Issues with EasyDriver Stepper Motor Driver breakout board

Hi,

I recently purchased an EasyDriver Stepper Motor Driver breakout board, and I’m having some trouble getting it to work. I uploaded a PDF of some oscilloscope waveforms to http://www.zachrattner.com/oscope.pdf, which I will refer to in this post.

I have an Arduino Uno generating a clock signal for STEP and holding DIR high. The GND on the same header is connected to the Arduino’s ground. Reset is pulled to +5 VDC coming off the Arduino. The four A, A’, B, B’ signals are going to the corresponding four lines on a six-wire stepper motor. The board is powered with a 9V battery.

When I have the motor unplugged from the driver and probe the output, I see a clean clock signal peaking at around 7V. This is the first image in the PDF. The motor I’m using claims to be 12V in the title of its Jameco page, but 7V in the specification section, so I’m not sure 7V is the correct voltage. (See http://www.jameco.com/webapp/wcs/stores … 171601-1.) However, I was able to drive the motor directly from the Arduino with 5V A, A’, B, B’ signals, so I don’t think the discrepancy between 7 and 12V would cause the issue I’m seeing.

As soon as I plug in the motor, the clean clock signal changes to the second image. The third image shows a close-up view of the noisy section of the second image. It almost looks like there’s some kind of feedback responding to the clock signal.

Does anyone have any ideas what the cause could be? I even tried a different stepper motor, and got the same result. When I bypass the stepper motor driver board and connect the motor directly to the Arduino, I can control the motor. However, I can’t draw enough current to make the motor really useful without the board.

Thanks,

Zach Rattner

Zack,

Thanks for contacting me at my e-mail addresses. I will answer your question here, so that as many people can see the answer as possible.

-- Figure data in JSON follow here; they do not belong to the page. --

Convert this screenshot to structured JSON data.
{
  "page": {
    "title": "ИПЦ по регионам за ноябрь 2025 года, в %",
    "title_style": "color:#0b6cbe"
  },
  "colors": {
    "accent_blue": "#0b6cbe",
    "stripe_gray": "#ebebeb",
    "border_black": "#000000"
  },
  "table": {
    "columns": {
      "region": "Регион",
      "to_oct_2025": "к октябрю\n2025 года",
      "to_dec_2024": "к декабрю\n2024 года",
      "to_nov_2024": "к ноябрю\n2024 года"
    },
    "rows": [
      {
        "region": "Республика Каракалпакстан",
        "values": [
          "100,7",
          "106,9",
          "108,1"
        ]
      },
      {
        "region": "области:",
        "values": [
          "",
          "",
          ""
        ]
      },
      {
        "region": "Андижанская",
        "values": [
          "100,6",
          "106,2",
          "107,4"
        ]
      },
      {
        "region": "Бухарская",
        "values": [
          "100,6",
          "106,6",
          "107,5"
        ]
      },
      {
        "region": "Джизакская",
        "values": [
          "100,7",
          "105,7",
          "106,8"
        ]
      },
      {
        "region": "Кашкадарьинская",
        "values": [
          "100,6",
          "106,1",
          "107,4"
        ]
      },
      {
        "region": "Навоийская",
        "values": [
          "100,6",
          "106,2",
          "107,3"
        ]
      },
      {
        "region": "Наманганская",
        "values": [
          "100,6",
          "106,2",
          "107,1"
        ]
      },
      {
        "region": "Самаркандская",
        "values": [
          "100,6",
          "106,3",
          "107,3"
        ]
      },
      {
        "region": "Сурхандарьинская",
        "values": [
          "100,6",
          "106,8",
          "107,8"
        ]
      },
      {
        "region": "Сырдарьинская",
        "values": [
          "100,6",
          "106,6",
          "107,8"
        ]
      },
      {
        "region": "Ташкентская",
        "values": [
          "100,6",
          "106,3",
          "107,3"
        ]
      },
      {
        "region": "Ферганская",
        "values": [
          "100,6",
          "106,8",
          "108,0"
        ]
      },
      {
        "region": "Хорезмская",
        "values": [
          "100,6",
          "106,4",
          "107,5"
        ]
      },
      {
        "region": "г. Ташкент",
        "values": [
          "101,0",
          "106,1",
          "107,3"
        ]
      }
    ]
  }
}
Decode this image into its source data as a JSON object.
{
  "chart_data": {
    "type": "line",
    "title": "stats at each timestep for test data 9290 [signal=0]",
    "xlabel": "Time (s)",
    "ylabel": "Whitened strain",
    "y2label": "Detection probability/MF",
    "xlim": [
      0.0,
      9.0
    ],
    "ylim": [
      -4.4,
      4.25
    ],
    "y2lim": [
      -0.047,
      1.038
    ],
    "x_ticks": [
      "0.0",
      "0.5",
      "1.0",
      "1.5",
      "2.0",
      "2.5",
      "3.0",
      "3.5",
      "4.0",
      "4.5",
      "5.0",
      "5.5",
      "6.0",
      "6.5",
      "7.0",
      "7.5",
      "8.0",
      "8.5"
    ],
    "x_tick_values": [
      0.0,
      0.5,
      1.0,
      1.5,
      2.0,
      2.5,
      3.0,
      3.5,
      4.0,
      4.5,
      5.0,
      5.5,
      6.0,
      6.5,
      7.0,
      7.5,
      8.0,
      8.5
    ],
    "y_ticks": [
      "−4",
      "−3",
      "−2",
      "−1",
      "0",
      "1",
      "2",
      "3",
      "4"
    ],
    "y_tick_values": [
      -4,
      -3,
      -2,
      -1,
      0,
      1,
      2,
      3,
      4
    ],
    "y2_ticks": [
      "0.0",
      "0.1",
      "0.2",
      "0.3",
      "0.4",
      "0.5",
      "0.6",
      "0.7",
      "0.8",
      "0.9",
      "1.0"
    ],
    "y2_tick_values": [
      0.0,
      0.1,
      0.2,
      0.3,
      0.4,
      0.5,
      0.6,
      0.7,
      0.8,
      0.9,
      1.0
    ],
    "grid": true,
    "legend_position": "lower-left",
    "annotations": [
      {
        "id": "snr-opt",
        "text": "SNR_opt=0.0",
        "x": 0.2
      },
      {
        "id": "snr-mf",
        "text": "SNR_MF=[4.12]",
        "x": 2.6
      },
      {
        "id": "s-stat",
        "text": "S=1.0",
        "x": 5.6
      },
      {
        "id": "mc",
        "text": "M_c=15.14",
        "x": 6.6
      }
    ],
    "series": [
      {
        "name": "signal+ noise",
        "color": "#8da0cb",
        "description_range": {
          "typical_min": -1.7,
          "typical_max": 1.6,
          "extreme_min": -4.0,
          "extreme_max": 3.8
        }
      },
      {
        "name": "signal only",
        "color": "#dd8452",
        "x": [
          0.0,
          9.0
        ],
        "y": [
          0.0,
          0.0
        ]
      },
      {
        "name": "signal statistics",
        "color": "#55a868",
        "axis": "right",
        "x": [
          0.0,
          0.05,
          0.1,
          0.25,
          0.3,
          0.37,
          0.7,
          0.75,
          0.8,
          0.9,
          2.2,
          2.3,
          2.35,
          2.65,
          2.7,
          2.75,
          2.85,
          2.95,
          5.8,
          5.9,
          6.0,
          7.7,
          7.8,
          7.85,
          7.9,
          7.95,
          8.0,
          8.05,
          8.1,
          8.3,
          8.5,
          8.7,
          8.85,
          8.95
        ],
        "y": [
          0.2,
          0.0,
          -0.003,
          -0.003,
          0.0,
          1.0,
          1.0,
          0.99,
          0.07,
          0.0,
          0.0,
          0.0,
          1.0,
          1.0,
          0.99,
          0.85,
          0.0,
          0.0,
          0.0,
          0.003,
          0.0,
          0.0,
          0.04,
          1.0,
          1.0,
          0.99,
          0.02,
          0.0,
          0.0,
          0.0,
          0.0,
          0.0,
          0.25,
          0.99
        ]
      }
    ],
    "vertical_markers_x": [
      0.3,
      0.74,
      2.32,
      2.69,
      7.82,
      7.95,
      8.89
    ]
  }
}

One quick question - when you say Reset line, which reset are you referring to? The one on the EasyDriver? If so, you do not need to connect it up as it has an internal pull-up resistor on the EasyDriver board.

Your motor has 120 ohm coils. The EasyDriver will be trying to put 7V across them, which should mean that the coil current is about 58mA. The EasyDriver draws about 70mA itself, and it will have both coils engaged, for a total power draw of about 190mA. Your Arduino will also add to that draw. That is, I believe, too much current to pull from a 9V battery.

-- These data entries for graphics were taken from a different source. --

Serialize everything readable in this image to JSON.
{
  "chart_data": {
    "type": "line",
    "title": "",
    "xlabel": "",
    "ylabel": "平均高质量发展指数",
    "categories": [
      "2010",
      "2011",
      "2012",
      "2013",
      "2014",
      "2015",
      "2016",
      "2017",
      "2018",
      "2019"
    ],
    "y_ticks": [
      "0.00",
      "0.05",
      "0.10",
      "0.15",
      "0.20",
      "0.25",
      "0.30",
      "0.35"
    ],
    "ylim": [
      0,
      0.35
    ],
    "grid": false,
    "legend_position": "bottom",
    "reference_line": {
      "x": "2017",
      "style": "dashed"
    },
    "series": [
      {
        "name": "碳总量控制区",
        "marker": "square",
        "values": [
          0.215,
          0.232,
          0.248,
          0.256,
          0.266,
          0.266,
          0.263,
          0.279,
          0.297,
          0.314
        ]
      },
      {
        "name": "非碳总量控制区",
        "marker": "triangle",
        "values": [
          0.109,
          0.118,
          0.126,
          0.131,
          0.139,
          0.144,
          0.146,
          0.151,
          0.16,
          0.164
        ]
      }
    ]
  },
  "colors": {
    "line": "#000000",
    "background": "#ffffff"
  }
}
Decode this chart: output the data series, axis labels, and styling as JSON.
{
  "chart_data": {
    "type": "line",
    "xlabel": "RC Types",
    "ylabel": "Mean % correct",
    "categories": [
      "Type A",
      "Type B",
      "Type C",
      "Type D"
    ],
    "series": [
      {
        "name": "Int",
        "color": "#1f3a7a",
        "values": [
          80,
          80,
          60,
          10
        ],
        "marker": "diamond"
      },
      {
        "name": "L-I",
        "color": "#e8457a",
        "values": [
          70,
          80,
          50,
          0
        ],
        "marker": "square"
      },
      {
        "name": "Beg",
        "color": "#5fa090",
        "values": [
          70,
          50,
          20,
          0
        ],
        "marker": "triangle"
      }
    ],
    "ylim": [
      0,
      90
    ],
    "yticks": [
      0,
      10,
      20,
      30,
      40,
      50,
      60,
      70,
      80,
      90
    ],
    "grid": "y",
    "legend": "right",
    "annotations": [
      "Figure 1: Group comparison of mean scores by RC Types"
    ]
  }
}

I can see from your scope trace that when you have the stepper connected, the output of the driver dips to 5V, as compared to 7V without the motor. This tells me that your battery is really sagging under the load. The EasyDriver needs at least 7V or so at its input to operate, so you should put your scope on your 9V battery terminals and see what the voltage dips down to when it tries to power the motor.

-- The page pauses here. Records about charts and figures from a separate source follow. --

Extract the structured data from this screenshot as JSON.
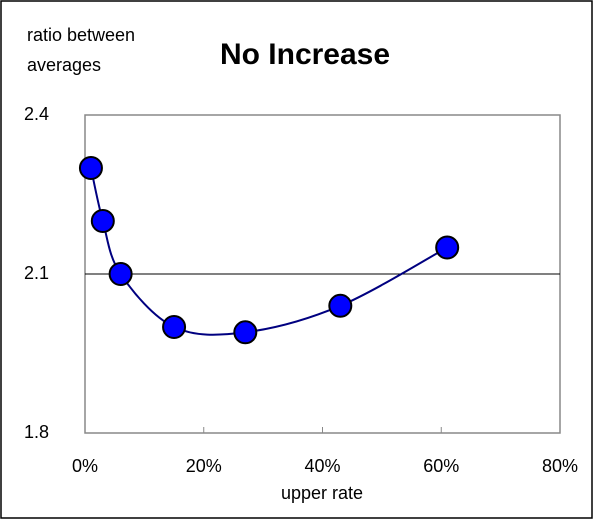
{
  "chart_data": {
    "type": "line",
    "title": "No Increase",
    "y_label": "ratio between averages",
    "x_label": "upper rate",
    "x": [
      1,
      3,
      6,
      15,
      27,
      43,
      61
    ],
    "series": [
      {
        "color": "#0000ff",
        "line_color": "#000080",
        "values": [
          2.3,
          2.2,
          2.1,
          2.0,
          1.99,
          2.04,
          2.15
        ]
      }
    ],
    "xlim": [
      0,
      80
    ],
    "xticks": [
      {
        "value": 0,
        "label": "0%"
      },
      {
        "value": 20,
        "label": "20%"
      },
      {
        "value": 40,
        "label": "40%"
      },
      {
        "value": 60,
        "label": "60%"
      },
      {
        "value": 80,
        "label": "80%"
      }
    ],
    "ylim": [
      1.8,
      2.4
    ],
    "yticks": [
      1.8,
      2.1,
      2.4
    ],
    "reference_line": 2.1
  }
}
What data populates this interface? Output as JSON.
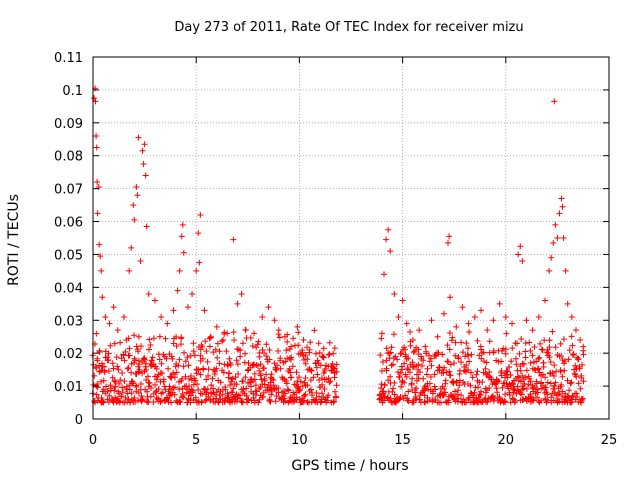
{
  "chart_data": {
    "type": "scatter",
    "title": "Day 273 of 2011, Rate Of TEC Index for receiver mizu",
    "xlabel": "GPS time / hours",
    "ylabel": "ROTI / TECUs",
    "xlim": [
      0,
      25
    ],
    "ylim": [
      0,
      0.11
    ],
    "grid": true,
    "marker": "+",
    "xticks": [
      0,
      5,
      10,
      15,
      20,
      25
    ],
    "xtick_labels": [
      "0",
      "5",
      "10",
      "15",
      "20",
      "25"
    ],
    "yticks": [
      0,
      0.01,
      0.02,
      0.03,
      0.04,
      0.05,
      0.06,
      0.07,
      0.08,
      0.09,
      0.1,
      0.11
    ],
    "ytick_labels": [
      "0",
      "0.01",
      "0.02",
      "0.03",
      "0.04",
      "0.05",
      "0.06",
      "0.07",
      "0.08",
      "0.09",
      "0.1",
      "0.11"
    ],
    "series": [
      {
        "name": "ROTI",
        "color": "#ff0000",
        "points": [
          [
            0.05,
            0.0975
          ],
          [
            0.1,
            0.1005
          ],
          [
            0.12,
            0.0965
          ],
          [
            0.15,
            0.086
          ],
          [
            0.18,
            0.0825
          ],
          [
            0.2,
            0.072
          ],
          [
            0.22,
            0.0625
          ],
          [
            0.28,
            0.0705
          ],
          [
            0.3,
            0.053
          ],
          [
            0.35,
            0.0495
          ],
          [
            0.4,
            0.045
          ],
          [
            0.45,
            0.037
          ],
          [
            0.6,
            0.031
          ],
          [
            0.8,
            0.029
          ],
          [
            1.0,
            0.034
          ],
          [
            1.2,
            0.027
          ],
          [
            1.5,
            0.031
          ],
          [
            1.75,
            0.045
          ],
          [
            1.85,
            0.052
          ],
          [
            1.95,
            0.065
          ],
          [
            2.0,
            0.0605
          ],
          [
            2.1,
            0.0705
          ],
          [
            2.15,
            0.068
          ],
          [
            2.2,
            0.0855
          ],
          [
            2.3,
            0.048
          ],
          [
            2.4,
            0.0815
          ],
          [
            2.45,
            0.0775
          ],
          [
            2.5,
            0.0835
          ],
          [
            2.55,
            0.074
          ],
          [
            2.6,
            0.0585
          ],
          [
            2.7,
            0.038
          ],
          [
            3.0,
            0.036
          ],
          [
            3.3,
            0.031
          ],
          [
            3.6,
            0.029
          ],
          [
            3.9,
            0.033
          ],
          [
            4.1,
            0.039
          ],
          [
            4.2,
            0.045
          ],
          [
            4.3,
            0.0555
          ],
          [
            4.35,
            0.059
          ],
          [
            4.4,
            0.0505
          ],
          [
            4.6,
            0.034
          ],
          [
            4.8,
            0.038
          ],
          [
            5.0,
            0.045
          ],
          [
            5.1,
            0.0565
          ],
          [
            5.15,
            0.0475
          ],
          [
            5.2,
            0.062
          ],
          [
            5.4,
            0.033
          ],
          [
            5.7,
            0.025
          ],
          [
            6.0,
            0.028
          ],
          [
            6.3,
            0.024
          ],
          [
            6.5,
            0.026
          ],
          [
            6.8,
            0.0545
          ],
          [
            7.0,
            0.035
          ],
          [
            7.2,
            0.038
          ],
          [
            7.4,
            0.027
          ],
          [
            7.8,
            0.026
          ],
          [
            8.2,
            0.031
          ],
          [
            8.5,
            0.034
          ],
          [
            8.8,
            0.03
          ],
          [
            9.0,
            0.027
          ],
          [
            9.3,
            0.025
          ],
          [
            9.6,
            0.022
          ],
          [
            9.9,
            0.028
          ],
          [
            10.2,
            0.024
          ],
          [
            10.5,
            0.021
          ],
          [
            10.8,
            0.017
          ],
          [
            11.1,
            0.019
          ],
          [
            11.4,
            0.016
          ],
          [
            11.7,
            0.014
          ],
          [
            14.0,
            0.026
          ],
          [
            14.1,
            0.044
          ],
          [
            14.2,
            0.0545
          ],
          [
            14.3,
            0.0575
          ],
          [
            14.4,
            0.051
          ],
          [
            14.6,
            0.038
          ],
          [
            14.8,
            0.031
          ],
          [
            15.0,
            0.036
          ],
          [
            15.2,
            0.029
          ],
          [
            15.5,
            0.024
          ],
          [
            15.8,
            0.027
          ],
          [
            16.1,
            0.022
          ],
          [
            16.4,
            0.03
          ],
          [
            16.7,
            0.025
          ],
          [
            17.0,
            0.032
          ],
          [
            17.2,
            0.0535
          ],
          [
            17.25,
            0.0555
          ],
          [
            17.3,
            0.037
          ],
          [
            17.6,
            0.028
          ],
          [
            17.9,
            0.034
          ],
          [
            18.2,
            0.029
          ],
          [
            18.5,
            0.031
          ],
          [
            18.8,
            0.033
          ],
          [
            19.1,
            0.027
          ],
          [
            19.4,
            0.03
          ],
          [
            19.7,
            0.035
          ],
          [
            20.0,
            0.031
          ],
          [
            20.3,
            0.029
          ],
          [
            20.6,
            0.05
          ],
          [
            20.7,
            0.0525
          ],
          [
            20.8,
            0.048
          ],
          [
            21.0,
            0.03
          ],
          [
            21.3,
            0.027
          ],
          [
            21.6,
            0.031
          ],
          [
            21.9,
            0.036
          ],
          [
            22.1,
            0.045
          ],
          [
            22.2,
            0.049
          ],
          [
            22.3,
            0.0535
          ],
          [
            22.35,
            0.0965
          ],
          [
            22.4,
            0.059
          ],
          [
            22.5,
            0.055
          ],
          [
            22.6,
            0.0625
          ],
          [
            22.7,
            0.067
          ],
          [
            22.75,
            0.0645
          ],
          [
            22.8,
            0.055
          ],
          [
            22.9,
            0.045
          ],
          [
            23.0,
            0.035
          ],
          [
            23.2,
            0.031
          ],
          [
            23.4,
            0.027
          ],
          [
            23.6,
            0.024
          ],
          [
            23.75,
            0.022
          ]
        ],
        "dense_band": {
          "note": "dense cluster of samples, typical ROTI values",
          "segments": [
            [
              0.0,
              11.8
            ],
            [
              13.9,
              23.8
            ]
          ],
          "y_typical_min": 0.005,
          "y_typical_max": 0.022
        }
      }
    ]
  }
}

As far as the very fast on/off in the scope shot - that is expected behavior. The EasyDriver is trying to regulate the current to the motor. It is a design called a chopper driver, and it ‘chops’ the voltage to the motor to limit the current. It does this to create the microsteps. Your input voltage is too low and your motor resistance is too high, so the EasyDriver won’t be able to effectively regulate the current to the motor, thus you will not get any microsteps. It will basically operate in single step mode, but you will need to send 4 STEP pulses for ever 1 step of the motor.

My suggestion is to try this same experiment but with a very nice bench top power supply set at 12V. See what you get then. If it still doesn’t work, send some more scope shots and we can diagnose from there.

If it does work, then you will need to figure out a new power supply system for you design, as a 9V won’t do the trick. Stepper motors are almost never used for battery powered designs because they are incredibly wasteful of power.

*Brian

Thanks for the quick response, Brian. I connected the motor to a steady 12 VDC signal, and it works perfectly now. Thanks for taking the time to explain what went wrong.